Yapay zekanın kullanım alanlarının her geçen gün genişlediği günümüzde, Avrupa Parlamentosu‘nun Mart ayında dünyada bir ilki gerçekleştirerek yapay zeka kullanımına ilişkin kuralları içeren Avrupa Yapay Zeka Yasasını onaylaması, diğer ülkeler için de önemli bir adımın habercisi oldu. Bu gelişme sonrasında gözler Türkiye‘ye çevrildi. BAU Hukuk Fakültesinden Prof. Dr. Ahmet Yayla, Türkiye‘de yapay zekaya dair yasal düzenlemelerin ivedilikle yapılması gerektiğinin altını çizdi.
Yapay zeka teknolojisinin finanstan sanata, eğitimden güvenliğe kadar pek çok alanda kendini gösterdiği ve dünyayı değiştiren bir güç haline geldiği bir dönemdeyiz. Bu alandaki ilk yasal düzenlemeyi Avrupa Birliği yaparak bir öncü rol üstlendi. Türkiye‘de ise bu konuda henüz somut bir adım atılmadı. Bahçeşehir (BAU) Üniversitesi İdari Hukuku Anabilim Dalı Başkanı Prof. Dr. Ahmet Yayla, yapay zekanın gelecekte hukuk alanında daha etkin kullanılacağını ve davalarda önemli bir yer tutacağını belirtirken, tüm bu gelişmelere rağmen nihai kararın insan tarafından verileceğine dikkat çekti. Yayla, konunun 16-17 Nisan tarihlerinde gerçekleştirilecek Future AI Summit ’24‘te de ele alınacağını ifade etti.
Cumhurbaşkanlığı Dijital Dönüşüm Ofisi başta olmak üzere, kamu kurumları ve üniversiteler yapay zekanın hukuki statüsü üzerine çalışmalar yürütüyor. Ancak Prof. Dr. Ahmet Yayla, Türkiye‘de düzenleme konusunda henüz yeterli ve somut bir adım atılmadığını belirtti. Yayla, yapay zeka sistemlerinin büyük miktarda veriye dayanarak hukuki sonuçlar doğurabilecek kararlar alabildiğini ve bu kararların temel hak ve hürriyetleri ilgilendirebileceğini vurguladı. Bu sebeple, bir yapay zeka yasasına ihtiyaç duyulduğunu dile getirdi.

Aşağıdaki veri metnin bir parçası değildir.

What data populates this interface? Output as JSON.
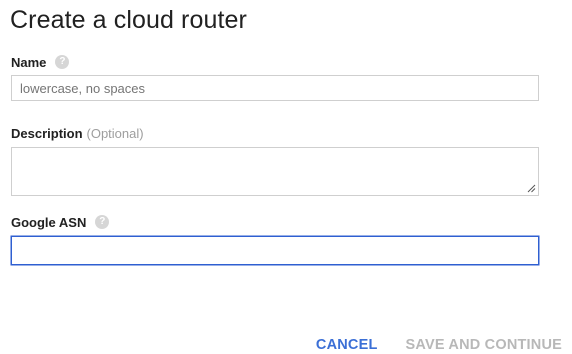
{
  "dialog": {
    "title": "Create a cloud router"
  },
  "name_field": {
    "label": "Name",
    "help_icon": "help-icon",
    "placeholder": "lowercase, no spaces",
    "value": ""
  },
  "description_field": {
    "label": "Description",
    "optional_text": "(Optional)",
    "value": ""
  },
  "asn_field": {
    "label": "Google ASN",
    "help_icon": "help-icon",
    "value": ""
  },
  "actions": {
    "cancel_label": "CANCEL",
    "save_label": "SAVE AND CONTINUE"
  },
  "colors": {
    "accent": "#3b6fd6",
    "focus_border": "#2f5fd1",
    "disabled_text": "#b8b8b8"
  }
}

Avrupa Birliği‘nin (AB) uzun bir çalışma sonucunda yapay zeka kullanımına yönelik yasal bir düzenleme yaparak bilinçaltı mesajlar vererek kişileri manipüle eden yapay zeka sistemlerini tamamen yasakladığını belirten Yayla, Türkiye‘de yapılacak düzenleme için bu çalışmanın bir kılavuz olabileceğini söyledi. Yapay zekanın öğrenme aşamasına ilişkin etkin denetim sağlayacak hükümlerin mutlaka kanunda yer alması gerektiğine dikkat çeken Yayla, geçmişteki verilerin denetimsiz şekilde bir yapay zeka sistemine aktarılmasının cinsiyetçi ya da ırkçı kararlar doğurabileceğini ifade etti.

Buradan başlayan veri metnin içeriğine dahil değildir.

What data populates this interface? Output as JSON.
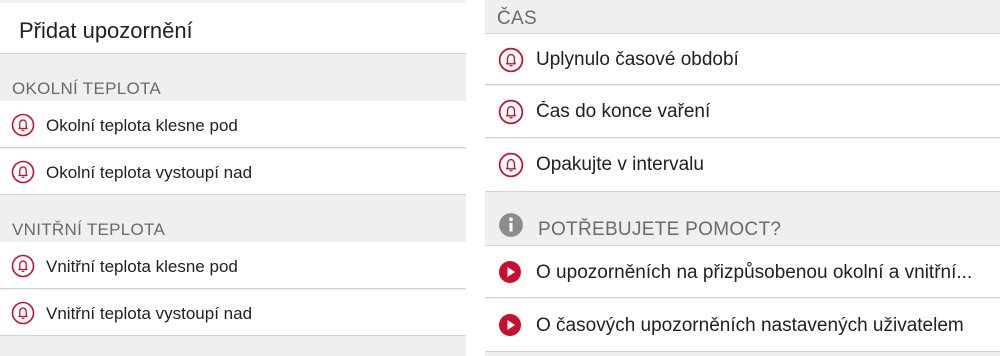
{
  "title": "Přidat upozornění",
  "colors": {
    "accent": "#c8102e",
    "info": "#8c8c8c"
  },
  "left": {
    "sections": [
      {
        "header": "OKOLNÍ TEPLOTA",
        "items": [
          "Okolní teplota klesne pod",
          "Okolní teplota vystoupí nad"
        ]
      },
      {
        "header": "VNITŘNÍ TEPLOTA",
        "items": [
          "Vnitřní teplota klesne pod",
          "Vnitřní teplota vystoupí nad"
        ]
      }
    ]
  },
  "right": {
    "time_section": {
      "header": "ČAS",
      "items": [
        "Uplynulo časové období",
        "Čas do konce vaření",
        "Opakujte v intervalu"
      ]
    },
    "help_section": {
      "header": "POTŘEBUJETE POMOCT?",
      "icon": "info-icon",
      "items": [
        "O upozorněních na přizpůsobenou okolní a vnitřní...",
        "O časových upozorněních nastavených uživatelem"
      ]
    }
  }
}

Prof. Dr. Ahmet Yayla, “Basit uyuşmazlıklar haricinde gerçek kişi olan yargıç ve diğer hukukçuların içinde olmadığı bir yargılama faaliyeti düşünülemez” diyerek, yargılamada yapay zeka sistemlerinin araç olarak kullanılabileceğini belirtti. Amerika Birleşik Devletleri‘nde hükümlülerin tekrar suç işleme ihtimaline ilişkin değerlendirmede yapay zeka sistemlerinden yararlanıldığını örnek gösterdi.
Yapay zekanın kısa, orta ve uzun vadede yargıda daha yaygın kullanılacağını ifade eden Yayla, son sözü insanın söyleyeceği bir sistem vurgusunu yaptı. Davaların hızlı sonuçlanmasında yapay zekanın önemli bir katkı sağlayacağını belirten Prof. Dr. Ahmet Yayla, yapay zeka ve hukuk konusunun Bahçeşehir Üniversitesi‘nin ev sahipliği yapacağı Future AI Summit ’24‘te ele alınacağını belirtti. Zirvede, yapay zekanın tarım, eğitim, sağlık, finans, pazarlama gibi pek çok alandaki kullanımı ve gelecekteki rolü tartışılacak. Microsoft, İntel, Huawei, Arçelik gibi 50’den fazla firmanın katılacağı etkinlik, yapay zekanın geleceğine dair önemli ipuçları sunacak.